Un jeune Britannique de vingt ans, Dylan Earl, a incendié un entrepôt londonien contenant des fournitures pour l'Ukraine. Il n'a jamais rencontré son recruteur — seulement échangé des messages sur Telegram. Selon CNN, il a été recruté par le biais de forums prorusses où les annonces d'« emploi » ressemblent à du travail indépendant ordinaire. Ce n'est pas une exception — c'est un modèle.
Quatre fois plus en un an
L'Institut international d'études stratégiques (IISS) a établi que le nombre d'opérations de sabotage russes en Europe a presque quadruplé entre 2023 et 2024. Selon l'Associated Press, qui a analysé 145 incidents documentés, les incendies et explosions seuls ont bondi d'un cas en 2023 à 26 en 2024. La moitié de tous les incidents depuis 2014 se sont produits en 2024.
Le coût pour le Kremlin est insignifiant. Les exécutants — souvent de petits criminels, des migrants ou des personnes endettées — reçoivent quelques centaines d'euros pour une « tâche simple ». Ils ne connaissent pas le commanditaire, n'ont pas d'armes, ne franchissent pas les frontières avec des documents d'agents des services secrets.
« Le schéma typique est le suivant : on vous confie une petite tâche, on vous paie. La personne est entraînée dans le système. Mais à mesure que les tâches se compliquent, on passe à l'exécution de la tâche principale. C'est en fait un modèle d'externalisation criminelle que les services secrets russes ont adapté aux sabotages »
Viktor Iaguine, général-major en réserve du SBU, ancien vice-chef du SBU (2014-2015), — UNIAN
La « zone grise » — ce n'est pas du chaos, c'est une architecture
Le brouillage délibéré de la frontière entre crime criminel et terrorisme d'État n'est pas un effet secondaire, mais un avantage constructif. Pendant que l'enquête détermine s'il s'agit d'un incendie ordinaire ou d'un sabotage, le temps passe, les ressources des services secrets sont épuisées, et la responsabilité reste dans la « zone grise ».
Iaguine reconnaît que certains services secrets européens ont commencé à mieux travailler de manière proactive qu'il y a deux ans. Mais « pas encore aussi bien que nécessaire pour une longue guerre ». Les données le confirment : selon l'entreprise d'analyse Dragonfly, rien que dans les premiers mois de 2025, le nombre d'incidents hybrides suspects en Europe dépasse déjà celui de toute l'année 2024.
Les analystes du RUSI soulignent un effet supplémentaire : la Russie recrute délibérément des Ukrainiens pour des sabotages en Pologne et dans d'autres pays — de 2023 à 2025, ils constituent la plus grande part des suspects arrêtés en Pologne. Ce n'est pas une coïncidence : l'érosion de la confiance envers les Ukrainiens en Europe est un objectif distinct de l'opération.
Le GRU sans officiers sur le terrain
Après les expulsions massives de diplomates-agents russes après 2022, le GRU a restructuré sa logistique. Comme l'indique le centre analytique hozint.com, le recrutement se fait désormais à distance — par le biais de messagers chiffrés et de tableaux d'emploi russophones. L'officier ne s'appelle jamais sur place. L'exécutant est forcé de filmer le sabotage en vidéo — comme preuve d'exécution, et non par bravade.
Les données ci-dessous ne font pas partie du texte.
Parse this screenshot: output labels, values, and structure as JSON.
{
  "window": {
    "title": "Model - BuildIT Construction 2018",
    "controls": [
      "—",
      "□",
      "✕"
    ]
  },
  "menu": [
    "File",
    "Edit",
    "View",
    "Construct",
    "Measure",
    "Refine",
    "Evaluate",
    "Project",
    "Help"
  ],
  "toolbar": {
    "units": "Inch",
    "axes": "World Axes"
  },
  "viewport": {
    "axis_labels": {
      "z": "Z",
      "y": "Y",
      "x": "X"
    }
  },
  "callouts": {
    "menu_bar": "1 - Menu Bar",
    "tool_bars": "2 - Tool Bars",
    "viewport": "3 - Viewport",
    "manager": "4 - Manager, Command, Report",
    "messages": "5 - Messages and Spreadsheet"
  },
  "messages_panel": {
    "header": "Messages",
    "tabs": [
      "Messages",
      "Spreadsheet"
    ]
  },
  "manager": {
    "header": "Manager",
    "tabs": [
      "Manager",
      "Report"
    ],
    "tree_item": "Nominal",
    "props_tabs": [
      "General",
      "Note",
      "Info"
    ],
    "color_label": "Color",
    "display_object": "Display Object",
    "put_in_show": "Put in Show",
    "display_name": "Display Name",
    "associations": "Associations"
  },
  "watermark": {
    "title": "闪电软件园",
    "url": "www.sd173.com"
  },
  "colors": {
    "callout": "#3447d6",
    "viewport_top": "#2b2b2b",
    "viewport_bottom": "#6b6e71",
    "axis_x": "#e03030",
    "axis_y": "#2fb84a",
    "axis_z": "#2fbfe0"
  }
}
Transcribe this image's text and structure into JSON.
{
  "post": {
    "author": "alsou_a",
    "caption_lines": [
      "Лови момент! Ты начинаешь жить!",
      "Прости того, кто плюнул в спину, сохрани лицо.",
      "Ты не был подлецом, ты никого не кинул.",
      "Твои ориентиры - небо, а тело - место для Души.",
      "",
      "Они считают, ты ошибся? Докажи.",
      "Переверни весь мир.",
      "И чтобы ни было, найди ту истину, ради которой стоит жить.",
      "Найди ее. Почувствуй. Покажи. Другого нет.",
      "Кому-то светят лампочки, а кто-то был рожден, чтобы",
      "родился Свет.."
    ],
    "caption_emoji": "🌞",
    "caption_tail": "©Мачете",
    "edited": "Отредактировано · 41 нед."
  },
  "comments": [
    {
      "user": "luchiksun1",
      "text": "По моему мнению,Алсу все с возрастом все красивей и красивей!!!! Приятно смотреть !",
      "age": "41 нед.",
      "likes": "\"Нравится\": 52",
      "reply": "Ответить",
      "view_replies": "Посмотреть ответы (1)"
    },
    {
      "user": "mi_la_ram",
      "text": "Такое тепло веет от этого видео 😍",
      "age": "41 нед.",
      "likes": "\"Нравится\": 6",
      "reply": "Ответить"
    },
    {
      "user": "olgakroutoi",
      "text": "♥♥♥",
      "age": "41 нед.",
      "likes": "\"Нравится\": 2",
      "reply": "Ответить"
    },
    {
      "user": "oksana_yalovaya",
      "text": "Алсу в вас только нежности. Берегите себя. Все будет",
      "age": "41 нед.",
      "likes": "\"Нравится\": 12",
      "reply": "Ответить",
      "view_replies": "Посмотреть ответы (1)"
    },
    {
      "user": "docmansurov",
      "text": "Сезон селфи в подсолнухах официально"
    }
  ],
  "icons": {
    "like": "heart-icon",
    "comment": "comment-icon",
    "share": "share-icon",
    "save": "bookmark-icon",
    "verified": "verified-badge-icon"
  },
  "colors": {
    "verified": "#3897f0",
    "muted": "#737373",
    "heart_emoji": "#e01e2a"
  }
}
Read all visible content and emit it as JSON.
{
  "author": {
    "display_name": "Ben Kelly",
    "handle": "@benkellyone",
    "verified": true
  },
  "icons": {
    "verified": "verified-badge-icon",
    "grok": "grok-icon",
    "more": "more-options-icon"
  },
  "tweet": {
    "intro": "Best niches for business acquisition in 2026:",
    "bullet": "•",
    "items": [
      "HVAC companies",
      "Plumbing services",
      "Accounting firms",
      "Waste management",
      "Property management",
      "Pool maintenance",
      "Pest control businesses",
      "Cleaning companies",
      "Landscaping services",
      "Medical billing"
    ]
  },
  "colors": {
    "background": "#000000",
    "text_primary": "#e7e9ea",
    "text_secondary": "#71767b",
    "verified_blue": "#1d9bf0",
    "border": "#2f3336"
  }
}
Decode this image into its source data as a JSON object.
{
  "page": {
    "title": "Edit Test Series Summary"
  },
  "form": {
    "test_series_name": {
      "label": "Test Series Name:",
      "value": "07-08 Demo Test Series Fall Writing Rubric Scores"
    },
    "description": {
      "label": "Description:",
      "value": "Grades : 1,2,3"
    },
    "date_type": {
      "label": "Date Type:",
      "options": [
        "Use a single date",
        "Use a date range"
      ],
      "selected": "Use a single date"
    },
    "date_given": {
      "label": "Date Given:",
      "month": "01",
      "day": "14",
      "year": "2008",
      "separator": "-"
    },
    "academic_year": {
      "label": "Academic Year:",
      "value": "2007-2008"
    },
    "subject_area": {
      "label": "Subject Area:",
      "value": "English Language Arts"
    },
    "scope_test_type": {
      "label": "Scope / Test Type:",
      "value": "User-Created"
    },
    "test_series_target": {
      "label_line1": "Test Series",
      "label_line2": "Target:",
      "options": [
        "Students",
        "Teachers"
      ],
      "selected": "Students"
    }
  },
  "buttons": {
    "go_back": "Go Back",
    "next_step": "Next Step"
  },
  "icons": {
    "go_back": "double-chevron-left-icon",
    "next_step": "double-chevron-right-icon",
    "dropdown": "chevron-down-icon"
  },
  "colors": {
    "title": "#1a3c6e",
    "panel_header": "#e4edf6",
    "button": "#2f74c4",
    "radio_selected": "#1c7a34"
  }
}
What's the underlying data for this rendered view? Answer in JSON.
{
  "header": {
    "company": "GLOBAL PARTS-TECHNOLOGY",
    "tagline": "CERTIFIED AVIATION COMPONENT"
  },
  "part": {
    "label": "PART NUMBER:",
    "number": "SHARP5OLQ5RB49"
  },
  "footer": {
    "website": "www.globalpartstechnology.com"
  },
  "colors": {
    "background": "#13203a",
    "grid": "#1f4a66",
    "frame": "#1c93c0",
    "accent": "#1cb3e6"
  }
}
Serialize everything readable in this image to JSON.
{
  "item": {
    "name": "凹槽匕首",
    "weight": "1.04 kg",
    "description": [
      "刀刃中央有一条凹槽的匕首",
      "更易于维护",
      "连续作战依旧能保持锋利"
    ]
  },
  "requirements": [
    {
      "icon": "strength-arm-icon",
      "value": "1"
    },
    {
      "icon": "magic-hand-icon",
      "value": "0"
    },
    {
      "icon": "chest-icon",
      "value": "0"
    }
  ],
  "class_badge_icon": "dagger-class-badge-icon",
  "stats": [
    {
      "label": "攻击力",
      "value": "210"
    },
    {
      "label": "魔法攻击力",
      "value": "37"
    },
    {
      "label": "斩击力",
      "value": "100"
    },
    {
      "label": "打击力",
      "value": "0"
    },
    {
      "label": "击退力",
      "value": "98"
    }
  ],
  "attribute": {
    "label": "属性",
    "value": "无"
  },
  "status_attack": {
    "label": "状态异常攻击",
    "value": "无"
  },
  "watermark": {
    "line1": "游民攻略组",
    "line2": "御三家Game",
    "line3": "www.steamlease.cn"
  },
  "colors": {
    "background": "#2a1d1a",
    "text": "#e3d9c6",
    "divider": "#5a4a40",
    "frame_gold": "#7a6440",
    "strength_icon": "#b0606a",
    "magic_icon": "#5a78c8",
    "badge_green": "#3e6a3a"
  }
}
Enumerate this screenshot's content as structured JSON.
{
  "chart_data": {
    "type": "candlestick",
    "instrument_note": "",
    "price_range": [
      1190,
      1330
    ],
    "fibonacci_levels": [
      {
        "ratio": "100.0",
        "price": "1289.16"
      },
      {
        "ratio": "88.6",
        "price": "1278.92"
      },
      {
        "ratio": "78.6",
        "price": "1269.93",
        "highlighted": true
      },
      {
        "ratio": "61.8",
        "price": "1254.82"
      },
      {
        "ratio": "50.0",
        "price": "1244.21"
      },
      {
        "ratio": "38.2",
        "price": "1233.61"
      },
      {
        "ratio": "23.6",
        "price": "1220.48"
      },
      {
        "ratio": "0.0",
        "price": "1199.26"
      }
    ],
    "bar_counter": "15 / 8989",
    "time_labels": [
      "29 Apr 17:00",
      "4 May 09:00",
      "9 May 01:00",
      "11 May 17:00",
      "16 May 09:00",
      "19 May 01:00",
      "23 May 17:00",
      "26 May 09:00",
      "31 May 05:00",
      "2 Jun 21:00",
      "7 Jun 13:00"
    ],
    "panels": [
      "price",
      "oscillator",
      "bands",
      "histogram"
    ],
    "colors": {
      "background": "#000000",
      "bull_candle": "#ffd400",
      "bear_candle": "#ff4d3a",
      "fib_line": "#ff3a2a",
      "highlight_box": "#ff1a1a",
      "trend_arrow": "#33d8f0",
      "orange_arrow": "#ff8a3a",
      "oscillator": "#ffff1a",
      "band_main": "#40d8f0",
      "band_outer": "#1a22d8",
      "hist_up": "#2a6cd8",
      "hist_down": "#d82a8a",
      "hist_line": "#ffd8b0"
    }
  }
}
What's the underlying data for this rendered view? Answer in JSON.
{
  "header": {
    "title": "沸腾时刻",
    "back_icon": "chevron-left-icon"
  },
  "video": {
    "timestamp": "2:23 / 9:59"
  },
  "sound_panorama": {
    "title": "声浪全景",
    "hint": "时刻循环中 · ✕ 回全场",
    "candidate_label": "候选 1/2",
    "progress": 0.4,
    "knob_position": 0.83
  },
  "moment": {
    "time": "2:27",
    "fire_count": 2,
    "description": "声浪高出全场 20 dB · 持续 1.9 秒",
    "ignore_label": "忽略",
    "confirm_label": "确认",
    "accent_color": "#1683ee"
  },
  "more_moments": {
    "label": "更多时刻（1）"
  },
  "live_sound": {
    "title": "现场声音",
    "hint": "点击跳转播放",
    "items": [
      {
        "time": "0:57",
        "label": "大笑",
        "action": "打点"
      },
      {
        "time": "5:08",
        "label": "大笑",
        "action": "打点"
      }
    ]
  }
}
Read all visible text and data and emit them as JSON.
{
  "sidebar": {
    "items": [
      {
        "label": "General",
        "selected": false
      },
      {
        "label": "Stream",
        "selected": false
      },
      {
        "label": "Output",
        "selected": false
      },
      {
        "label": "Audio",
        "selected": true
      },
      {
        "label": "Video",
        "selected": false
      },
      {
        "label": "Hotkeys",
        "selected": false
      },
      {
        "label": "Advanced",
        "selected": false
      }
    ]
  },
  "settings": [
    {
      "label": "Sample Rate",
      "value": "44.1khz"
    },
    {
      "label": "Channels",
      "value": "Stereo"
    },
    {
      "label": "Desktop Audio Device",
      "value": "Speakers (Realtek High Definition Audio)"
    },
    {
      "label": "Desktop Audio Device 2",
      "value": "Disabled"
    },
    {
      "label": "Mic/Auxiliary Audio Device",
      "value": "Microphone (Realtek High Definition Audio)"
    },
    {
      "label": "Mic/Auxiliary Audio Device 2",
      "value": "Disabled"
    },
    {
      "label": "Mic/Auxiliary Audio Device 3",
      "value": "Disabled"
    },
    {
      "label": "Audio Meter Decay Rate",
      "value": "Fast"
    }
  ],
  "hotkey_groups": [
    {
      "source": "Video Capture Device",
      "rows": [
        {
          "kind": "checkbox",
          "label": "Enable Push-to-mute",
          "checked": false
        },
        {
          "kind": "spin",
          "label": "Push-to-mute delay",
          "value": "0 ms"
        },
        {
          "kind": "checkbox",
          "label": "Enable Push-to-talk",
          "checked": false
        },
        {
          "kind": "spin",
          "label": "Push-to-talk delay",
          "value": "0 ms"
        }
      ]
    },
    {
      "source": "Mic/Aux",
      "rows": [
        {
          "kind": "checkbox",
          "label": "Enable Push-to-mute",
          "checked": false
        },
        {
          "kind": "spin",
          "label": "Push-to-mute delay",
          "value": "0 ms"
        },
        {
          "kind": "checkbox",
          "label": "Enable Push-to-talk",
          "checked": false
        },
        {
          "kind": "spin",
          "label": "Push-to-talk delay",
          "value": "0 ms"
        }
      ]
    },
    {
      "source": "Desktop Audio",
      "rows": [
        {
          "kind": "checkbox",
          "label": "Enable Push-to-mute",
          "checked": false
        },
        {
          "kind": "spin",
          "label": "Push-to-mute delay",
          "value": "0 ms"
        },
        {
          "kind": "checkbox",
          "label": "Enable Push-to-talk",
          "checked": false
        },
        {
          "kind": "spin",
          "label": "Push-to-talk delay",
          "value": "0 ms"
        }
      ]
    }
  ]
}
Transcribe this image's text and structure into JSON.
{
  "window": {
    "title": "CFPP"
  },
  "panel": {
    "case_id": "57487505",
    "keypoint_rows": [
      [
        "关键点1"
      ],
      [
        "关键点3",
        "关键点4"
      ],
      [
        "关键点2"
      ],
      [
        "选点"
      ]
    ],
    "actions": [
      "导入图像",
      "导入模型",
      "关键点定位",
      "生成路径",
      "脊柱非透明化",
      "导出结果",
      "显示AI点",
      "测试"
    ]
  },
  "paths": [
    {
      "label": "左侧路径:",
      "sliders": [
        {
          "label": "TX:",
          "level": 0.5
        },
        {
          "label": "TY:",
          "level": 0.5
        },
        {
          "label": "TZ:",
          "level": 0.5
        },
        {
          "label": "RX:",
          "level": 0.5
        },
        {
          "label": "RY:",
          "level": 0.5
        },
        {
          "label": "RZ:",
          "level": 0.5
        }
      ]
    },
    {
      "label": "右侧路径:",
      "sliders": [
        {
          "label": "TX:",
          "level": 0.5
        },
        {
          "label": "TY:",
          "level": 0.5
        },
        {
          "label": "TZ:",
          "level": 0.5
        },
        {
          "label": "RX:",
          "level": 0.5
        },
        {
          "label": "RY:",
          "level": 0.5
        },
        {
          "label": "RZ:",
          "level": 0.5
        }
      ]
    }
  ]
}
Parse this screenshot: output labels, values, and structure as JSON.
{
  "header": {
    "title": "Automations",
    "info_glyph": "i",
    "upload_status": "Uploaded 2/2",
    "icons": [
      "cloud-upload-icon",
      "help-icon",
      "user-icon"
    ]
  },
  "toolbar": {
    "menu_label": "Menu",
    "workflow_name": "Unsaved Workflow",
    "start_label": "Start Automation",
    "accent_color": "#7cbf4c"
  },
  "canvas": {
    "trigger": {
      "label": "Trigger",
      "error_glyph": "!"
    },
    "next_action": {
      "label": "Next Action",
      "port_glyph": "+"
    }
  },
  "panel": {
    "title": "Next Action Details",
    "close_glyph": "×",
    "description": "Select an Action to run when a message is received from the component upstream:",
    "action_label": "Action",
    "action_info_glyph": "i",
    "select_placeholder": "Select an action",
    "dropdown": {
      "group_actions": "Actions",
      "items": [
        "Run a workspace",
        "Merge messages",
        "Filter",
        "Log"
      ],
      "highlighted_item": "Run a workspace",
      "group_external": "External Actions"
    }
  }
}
- Incendies et explosions : 1 cas en 2023 → 26 en 2024 (AP)
- Ponts et chemins de fer : Les services secrets européens constatent la reconnaissance d'objets — des agents ont inspecté des ponts routiers, selon Financial Times
- Câbles : Depuis le début de 2024, au moins 11 câbles sous-marins ont été endommagés dans la Baltique et la mer du Nord
- Dommages : selon S&P Global Market Intelligence — des centaines de millions d'euros de dégâts physiques pour 2022-2025
Mark Galeotti, principal analyste des questions russes, a expliqué à CNN que ces réseaux sont en fait « intégrés à l'État russe » — mais avec une distance suffisante pour que le Kremlin puisse nier son implication.
Au cours de la première moitié de 2025, le rythme des attaques a légèrement diminué — Bloomberg l'attribue en partie à l'incompétence des exécutants et à la réorientation des ressources vers les sabotages à l'intérieur de l'Ukraine. Mais les services secrets avertissent : une pause ne signifie pas une retraite.
Si la Russie teste vraiment une « phase d'avant-guerre » — reconnaissance des ponts et des chemins de fer — la question n'est pas de savoir si la réaction de l'Europe s'est améliorée, mais de savoir si elle aura le temps de construire une architecture commune du contre-espionnage avant que la prochaine vague ne frappe non plus un entrepôt de fournitures, mais l'infrastructure critique.